Powered By Blogger

Thursday, February 25, 2010

The First Day of Spring.....what does it mean for you?

I haven't written in my blog for a while, unsure why. I don't like writing about just anything, but prefer a certain thought, topic or feeling. The truth is I haven't had much of any. I find myself constantly thinking of Daddy. Flipping through the calender today I was hit with the bold letters on March 20th. It reads " Daddy's Birthday". His Birthday fall's on the first day of Spring when all is suppose to be fresh, new, and beautiful. It doesn't feel that way for me. I am dreading his first Birthday in Heaven. He always loved Birthdays, holiday's, or any day there was a fuss over him with presents. All these " firsts " are hard to endure.
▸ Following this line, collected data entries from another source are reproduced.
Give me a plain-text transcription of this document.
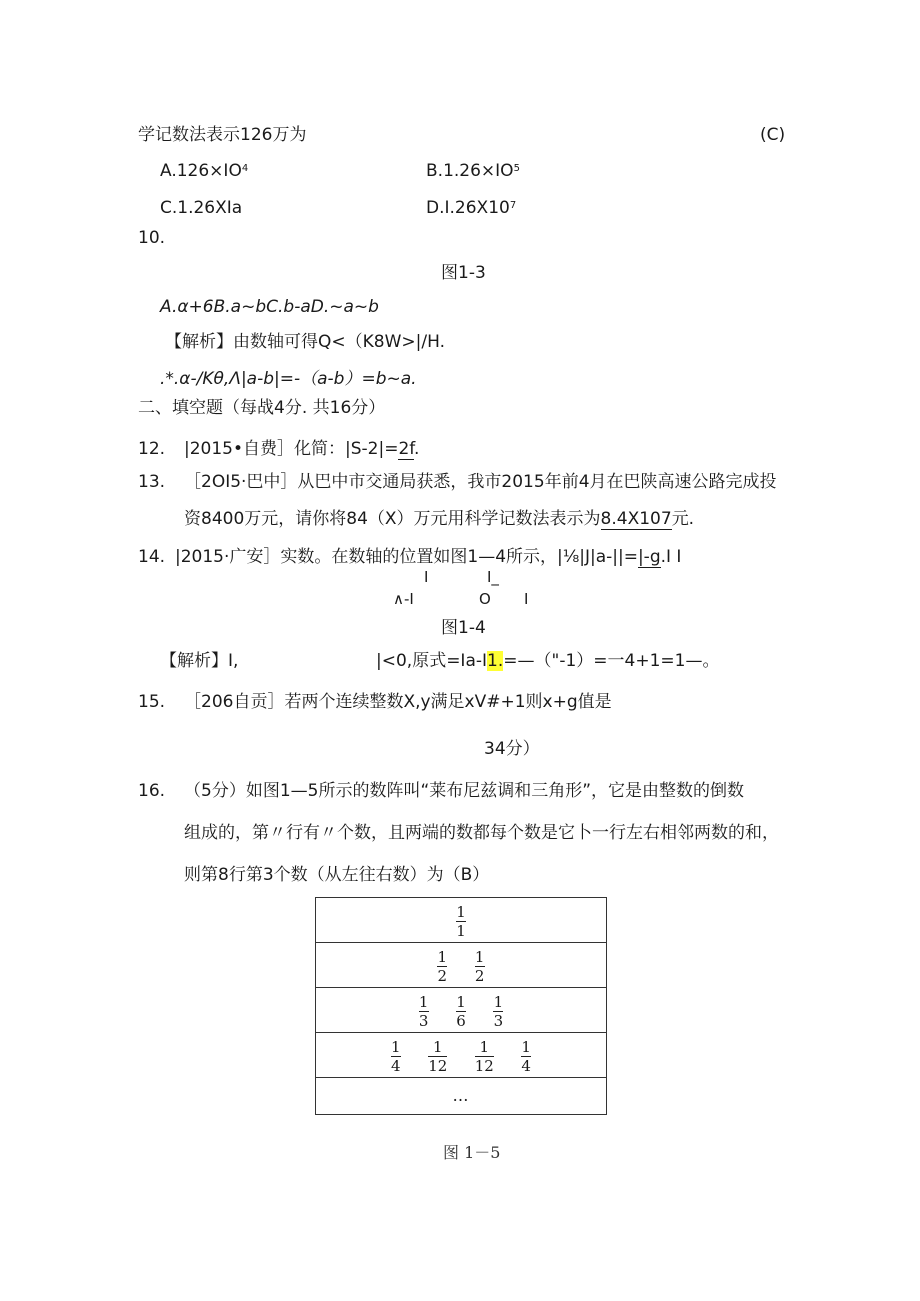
学记数法表示126万为	(C)
$A.126\times IO^4$	$B.1.26\times IO^5$
C.1.26XIa	$D.I.26X10^7$
10.
图1-3
A.α+6B.a~bC.b-aD.~a~b
【解析】由数轴可得Q<（K8W>|/H.
.*.α-/Kθ,Λ|a-b|=-（a-b）=b~a.
二、填空题（每战4分. 共16分）
12. |2015•自费］化简：|S-2|=2f.
13. ［2OI5·巴中］从巴中市交通局获悉，我市2015年前4月在巴陕高速公路完成投
资8400万元，请你将84（X）万元用科学记数法表示为8.4X107元.
14. |2015·广安］实数。在数轴的位置如图1—4所示，|⅛|J|a-||=|-g.I I
I	I_
∧-I	O I
图1-4
【解析】I,	|<0,原式=Ia-I1.=—（"-1）=一4+1=1—。
15. ［206自贡］若两个连续整数X,y满足xV#+1则x+g值是
34分）
16. （5分）如图1—5所示的数阵叫“莱布尼兹调和三角形”，它是由整数的倒数
组成的，第〃行有〃个数，且两端的数都每个数是它卜一行左右相邻两数的和，
则第8行第3个数（从左往右数）为（B）
$\frac{1}{1}$

$\frac{1}{2}$
$\frac{1}{2}$

$\frac{1}{3}$
$\frac{1}{6}$
$\frac{1}{3}$

$\frac{1}{4}$
$\frac{1}{12}$
$\frac{1}{12}$
$\frac{1}{4}$

…
图 1－5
His Birthday will be celebrated in a different way this year, but it will be celebrated and remembered. I pray everyday that the "second" and following year's will become easier to handle. People have told me they have vivid dreams of loved ones lost. Why don't I have any? Will I ever? Just a simple dream would at least give me a simple sense of his presence. I miss that so much. I know my Mom, Brother and Sister feel the same pain I do. Although I hate them hurting, it brings me a sense of relief that someone knows what I am feeling, even if in a different way. I will welcome Spring with enthusiasm, enjoying all the beauty it brings both in physical beauty and warmth, but most importantly everlasting memories.